Apollo ve Daphne

17K 276 106
                                    

Resim sınıfı, kendimi ait hissettiğim birkaç yerden biriydi.

Tahtaya çizdiğim perspektif örneğine alıcı gözle baktığımda hoşuma gitmişti. Nasıl yapmaları gerektiğini mümkün olabilen en uzun şekilde anlatmış, aynısını da onlardan bekliyordum.

Resim yapmak güzeldi, öğretmenlik ilk başta içime sinmese de zamanla mesleğime alışmış ve sevmiştim.

Ön sıralardaki adını hatırlamadığım, dokuzuncu sınıfa giden bir erkek çocuğunun bana yönelik konuştuğunu duyunca dikkat kesildim.

"Kerem hocam, bakar mısınız olmuş mu?"

Gülümseyerek ona doğru yürüdüm ve  kağıdına doğru eğildim. Çizgileri çok düzgündü ve beklediğimden çok daha iyi bir iş çıkarmıştı.

"Aferin." dedim gülümseyerek. "Çok güzel olmuş, senin adın neydi?"

"Ali, hocam." diye cevap verince yüzüme bir sırıtış yerleştirdim.

"Boynuz kulağı geçecek desene o zaman, Ali." 

Söylediklerime gülmesinin iki dakika sonrasında zil çaldı ve sabahtan beri beklediğim o zaman gelip çatmıştı. 12\B'nin ders saati.

Normal tenefüslerde öğretmenler odasına, tuvalete ya da çay ocağına giden ben, şimdi sandalyeme adeta zamklanmıştım. Bütün ruhum ve hücrelerim, Hale'nin kapıdan içeri girip bana gülümsemesini bekliyordu.

Ders zilinin çalmasına on dakika vardı ve Hale, bu zamana kadar bu sınıfa hiç erken gelmemişti ama ben yine de burada, hareket etmeden ve gümbürdercesine atan kalbimle onu bekliyordum.

Bu eğitim yılının üçüncü haftasını bitiriyorduk, bugün cuma günüydü ve son iki ders saati, Hale'nin sınıfınaydı. İşte bu iki saat, onun yüzüne doya doya bakabildiğim tek saatlerdi. Bütün hafta boyunca bu günü bekliyordum, eğer tenefüslerde veya nöbetçi olduğum zamanlarda onu görebiliyorsam kendimi şanslı sayıyordum.  Benimle muhabbet etmeyi o da seviyor olacak ki nöbetçi olduğum zamanlarda arada yanıma geliyordu. Genelde yanında birkaç arkadaşı daha oluyordu ama benim bütün gördüğüm oydu.

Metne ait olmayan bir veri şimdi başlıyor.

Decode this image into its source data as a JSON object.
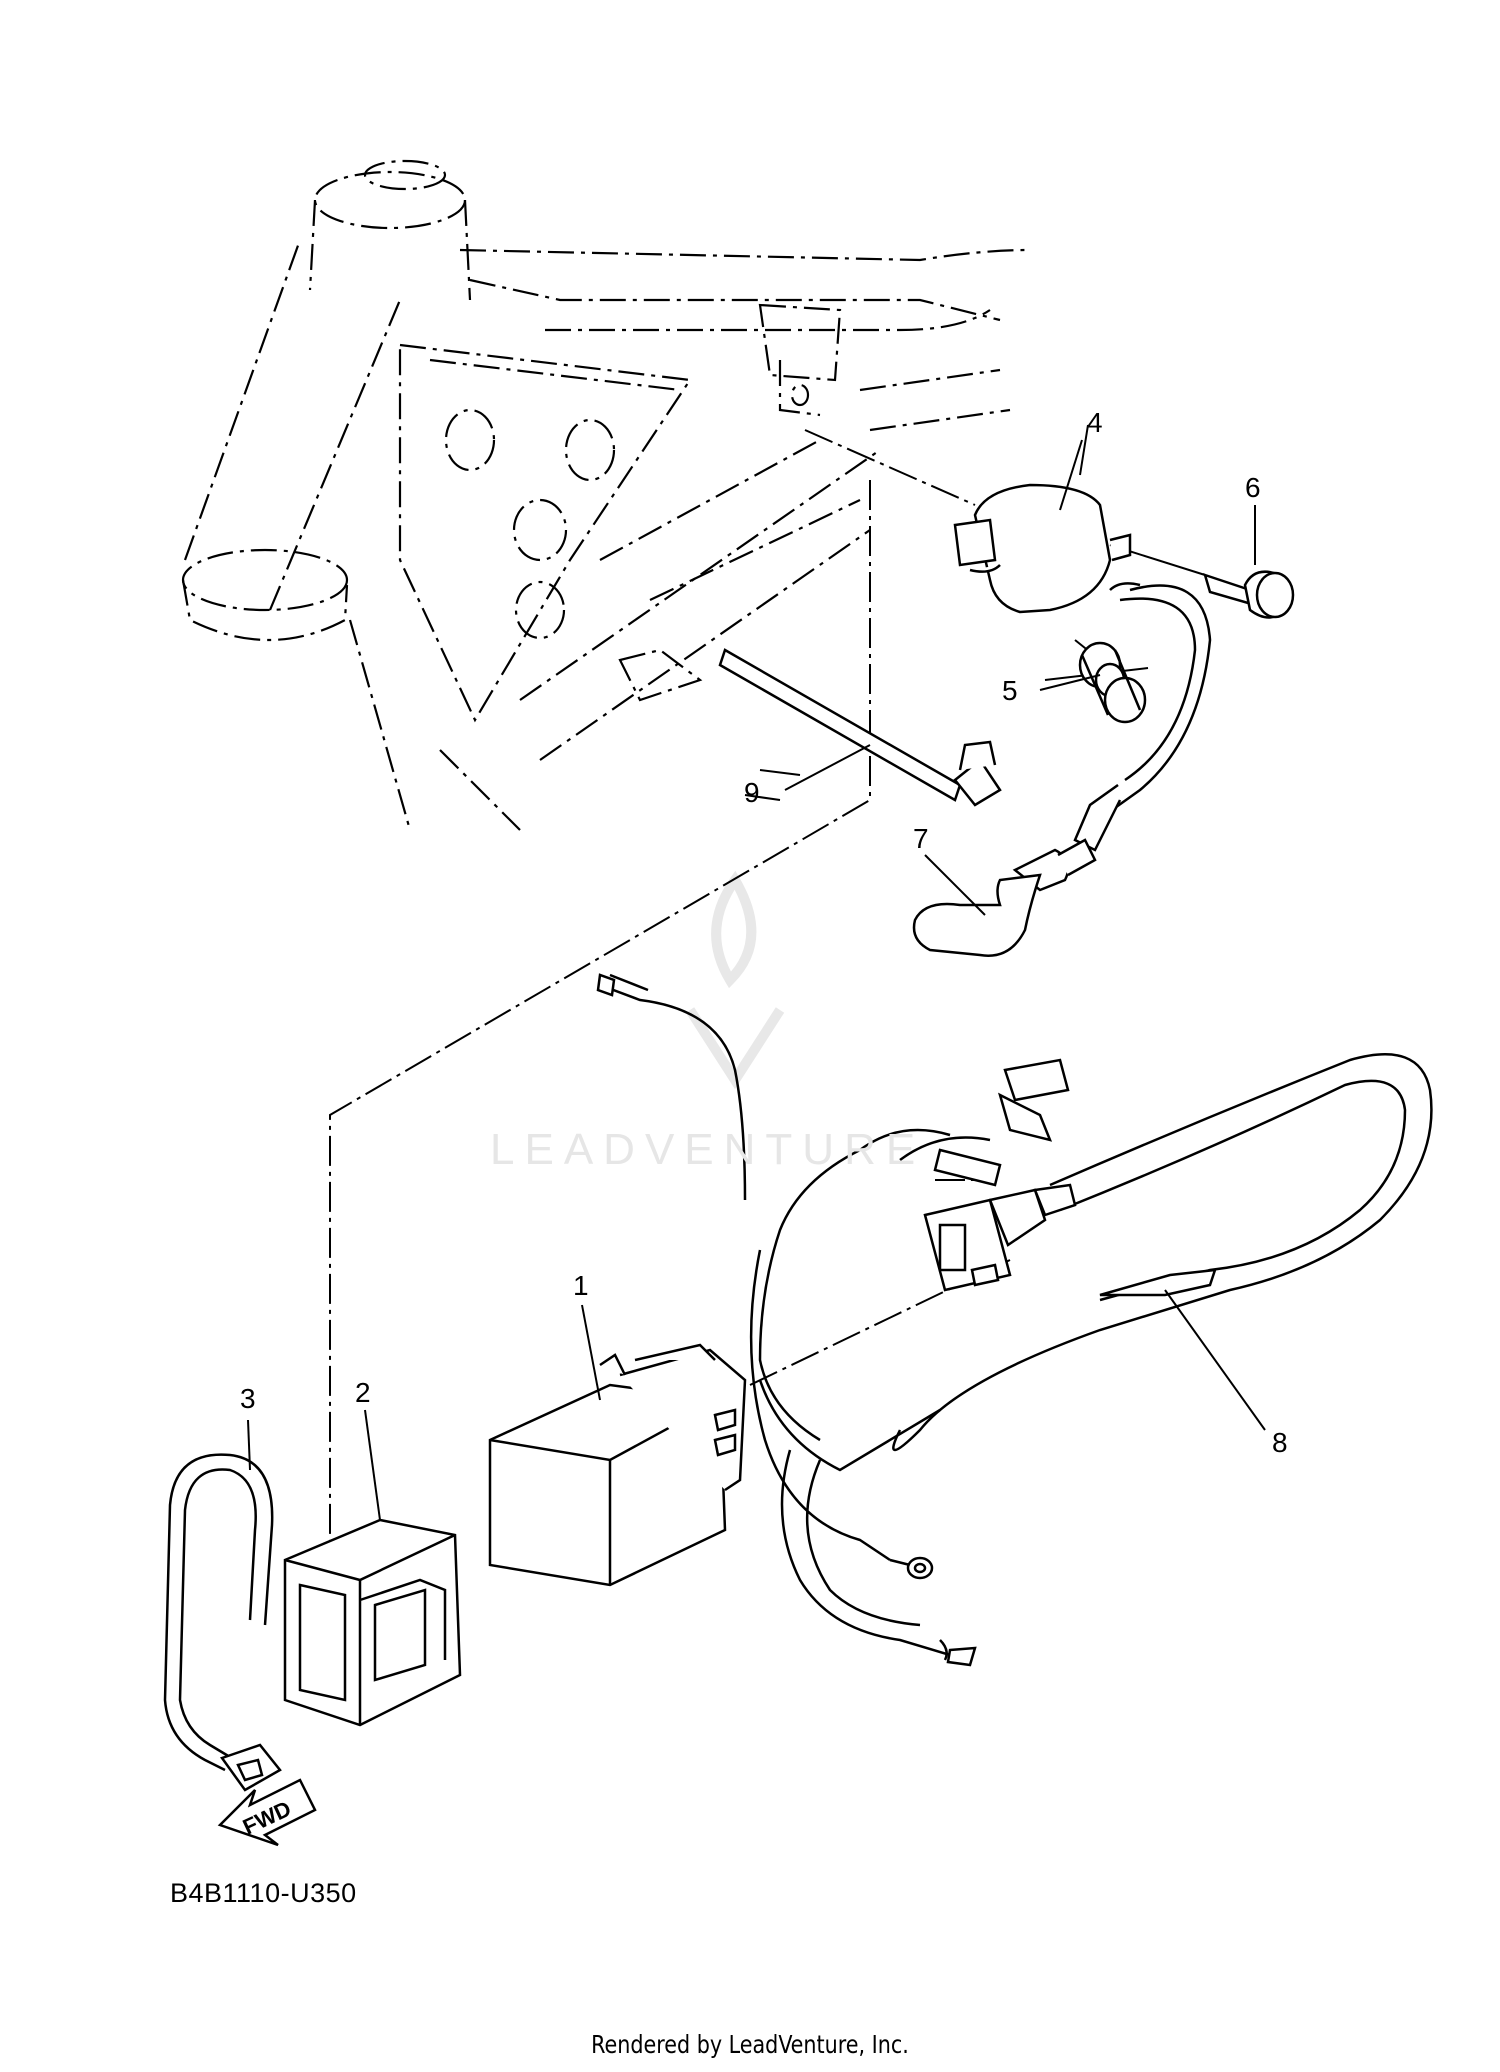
{
  "diagram": {
    "callouts": [
      "1",
      "2",
      "3",
      "4",
      "5",
      "6",
      "7",
      "8",
      "9"
    ],
    "arrow_label": "FWD",
    "drawing_code": "B4B1110-U350",
    "watermark": "LEADVENTURE",
    "footer": "Rendered by LeadVenture, Inc."
  },
  "colors": {
    "line": "#000000",
    "frame_dash": "#000000",
    "watermark": "#e6e6e6"
  }
}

Dersine ilk girmeye başladığımda benim için sadece tatlı bir öğrenciydi ama zaman geçti ve onun günden güne olgunlaşmasına şahit oldum, günden güne asla sonunda mutlu olamayacağım bir sevdaya tutuldum.

Keşke içimden onu sokup atabilseydim, keşke 28 yaşındayken 18 yaşındaki bir lise öğrencisine -kendi öğrencime- aşık olmasaydım ama insan kalbine söz geçiremiyordu, ne kadar çabalarsa çabalasın.

Ders zilinin çalmasıyla yüzüme bir gülümseme yayıldı. Sınıftaki tek tük öğrenciye çaktırmadan telefonumun ekranından kendimi kontrol ettim. Sarı saçlarım biraz dağınıktı ama idare ederdi. Mavi gözlerim mutlulukta parlıyordu.

Üstümde beyaz bir gömlek vardı çünkü Instagram'da, Hale'nin beğendiği bir gönderiye denk gelmiştim. Beyaz gömleği övüp, erkeklere ne kadar yakıştığını söyleyen bir gönderiydi ve ben de biraz da olsa kendimi ona beğendirmek için bugün beyaz gömlek giyip gelmiştim.

Ne kadar acınasıydım.

Ders zili çaldıktan iki dakika sonra Hale, sınıfın kapısından girdi ve işte o zaman güneşin gerçekten doğduğunu anladım. Koyu kumral saçları düzgün bir şekilde omuzlarına salınmıştı, ela gözleri sınıfı tarıyordu. Beni görünce hafifçe gülümsedi. Hızla karşılık verdim. Yavaşça yerine geçip otururken gözlerim onun üstündeydi.

Herkesin yerine geçmesini bekleyip ayağa kalktım. Şansıma Hale ön taraflara oturmuştu da çok dikkat çekmeden ona bakabiliyordum.

"Haftanın son iki dersinde yine birlikteyiz." dedim heyecanımı belli etmemeye çalışarak.